John couldn't move, so shocked was he by the sight of the criminal mastermind so distraught and helpless. Sherlock, however, was not so inactive. At the first sound of the Irishman's voice he had shot up from the sofa, towering in the doorway beside John.
"Did you really think we'd fall for your tricks that easily, Moriarty?" He sneered. "What is it this time? Have us invite you in, only for your pet sniper to whip out a pistol and blow our heads off?"
He laughed derisively, "we weren't born yesterday, Moriarty, we can see through your pitiful attempt at deception."
Jim was shaking harder now, but Sherlock seemed not to have noticed. "Please," he said again, "I swear, I'm not - No tricks, I just…"
He sobbed again, and John looked helplessly up at his boyfriend.
Sherlock caught his gaze. "You can't seriously believe him, John? This is just an elaborate ruse to catch us with our guard down."
He looked more disconcerted as John's expression hardened defiantly.
"John, you're not seriously-" Sherlock began, astonished.

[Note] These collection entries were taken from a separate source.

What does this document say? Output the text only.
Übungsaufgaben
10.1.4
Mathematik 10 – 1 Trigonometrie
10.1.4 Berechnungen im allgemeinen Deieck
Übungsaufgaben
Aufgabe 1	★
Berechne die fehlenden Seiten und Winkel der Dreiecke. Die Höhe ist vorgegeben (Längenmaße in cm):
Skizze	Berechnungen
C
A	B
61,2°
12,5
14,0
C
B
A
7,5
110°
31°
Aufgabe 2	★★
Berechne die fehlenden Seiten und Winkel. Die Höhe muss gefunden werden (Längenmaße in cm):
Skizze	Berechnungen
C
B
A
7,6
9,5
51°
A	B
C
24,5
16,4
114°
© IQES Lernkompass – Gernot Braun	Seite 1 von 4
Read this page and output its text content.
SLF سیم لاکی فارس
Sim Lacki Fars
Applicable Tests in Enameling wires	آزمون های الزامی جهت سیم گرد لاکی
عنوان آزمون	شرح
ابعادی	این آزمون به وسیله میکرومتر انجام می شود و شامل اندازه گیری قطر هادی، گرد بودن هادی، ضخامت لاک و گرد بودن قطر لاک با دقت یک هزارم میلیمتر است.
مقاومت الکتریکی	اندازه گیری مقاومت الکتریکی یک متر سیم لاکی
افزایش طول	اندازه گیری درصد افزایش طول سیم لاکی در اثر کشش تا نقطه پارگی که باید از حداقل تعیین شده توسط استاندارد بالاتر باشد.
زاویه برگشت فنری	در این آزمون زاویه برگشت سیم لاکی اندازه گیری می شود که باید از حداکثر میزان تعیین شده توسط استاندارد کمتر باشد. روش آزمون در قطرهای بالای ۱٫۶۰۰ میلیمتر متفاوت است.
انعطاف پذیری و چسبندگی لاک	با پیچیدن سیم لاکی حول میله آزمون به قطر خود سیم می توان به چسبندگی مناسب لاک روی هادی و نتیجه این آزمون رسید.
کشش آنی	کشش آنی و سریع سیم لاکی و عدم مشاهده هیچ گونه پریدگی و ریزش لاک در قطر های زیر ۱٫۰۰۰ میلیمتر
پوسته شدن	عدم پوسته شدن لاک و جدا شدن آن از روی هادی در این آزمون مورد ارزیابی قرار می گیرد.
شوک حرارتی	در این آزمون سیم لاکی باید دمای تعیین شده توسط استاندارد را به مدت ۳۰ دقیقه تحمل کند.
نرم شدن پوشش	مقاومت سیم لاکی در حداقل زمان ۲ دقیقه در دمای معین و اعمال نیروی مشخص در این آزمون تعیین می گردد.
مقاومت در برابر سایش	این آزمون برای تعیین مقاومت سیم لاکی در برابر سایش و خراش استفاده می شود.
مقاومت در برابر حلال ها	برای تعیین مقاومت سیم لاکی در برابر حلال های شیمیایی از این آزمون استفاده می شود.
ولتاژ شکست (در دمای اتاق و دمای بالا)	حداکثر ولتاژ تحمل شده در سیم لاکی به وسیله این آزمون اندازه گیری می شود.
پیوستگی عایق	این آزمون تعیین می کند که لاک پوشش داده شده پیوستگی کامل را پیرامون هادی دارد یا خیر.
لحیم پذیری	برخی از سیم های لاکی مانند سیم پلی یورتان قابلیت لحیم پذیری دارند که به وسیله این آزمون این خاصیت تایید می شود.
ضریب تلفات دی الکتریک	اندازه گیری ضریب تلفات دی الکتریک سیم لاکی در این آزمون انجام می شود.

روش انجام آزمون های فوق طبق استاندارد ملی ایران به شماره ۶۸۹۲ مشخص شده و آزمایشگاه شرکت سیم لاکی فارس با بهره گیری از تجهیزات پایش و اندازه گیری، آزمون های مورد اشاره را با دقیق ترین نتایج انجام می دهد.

"Bring him in here." John commanded, swinging the door back to allow the criminal access. "He can go on the sofa."
"No, he can't, John-"
"Shut up, Sherlock." John yelled as he grabbed what few medical instruments he kept at the flat from the kitchen table.
"Thank you, oh thank you, Doctor Watson." Moriarty panted, laying the sniper out tenderly on the cushions before collapsing from the force of his terror.
John tore the man's shirt open, revealing the bullet wound above his heart.
"What was the trajectory?" He asked, as he pressed bandages against the bleeding flesh.
"I – what?" Jim said, flustered.
"Where was he shot from? Quickly, tell me." John ordered, checking the sniper's pulse.
"I - I don't know. I don't remember, just heal him. Heal him now!" The criminal yelled in panic.
John slapped him. He would have laughed at Moriarty's expression of shock if the situation hadn't been so dire. "If you want him to live, I need you to calm down and tell me - where was the killer?"
Jim breathed out, training his eyes on Sebastian's face, drained of all its usual vivid colour.
"The roof." He replied, his voice steady now. "The killer was on the roof."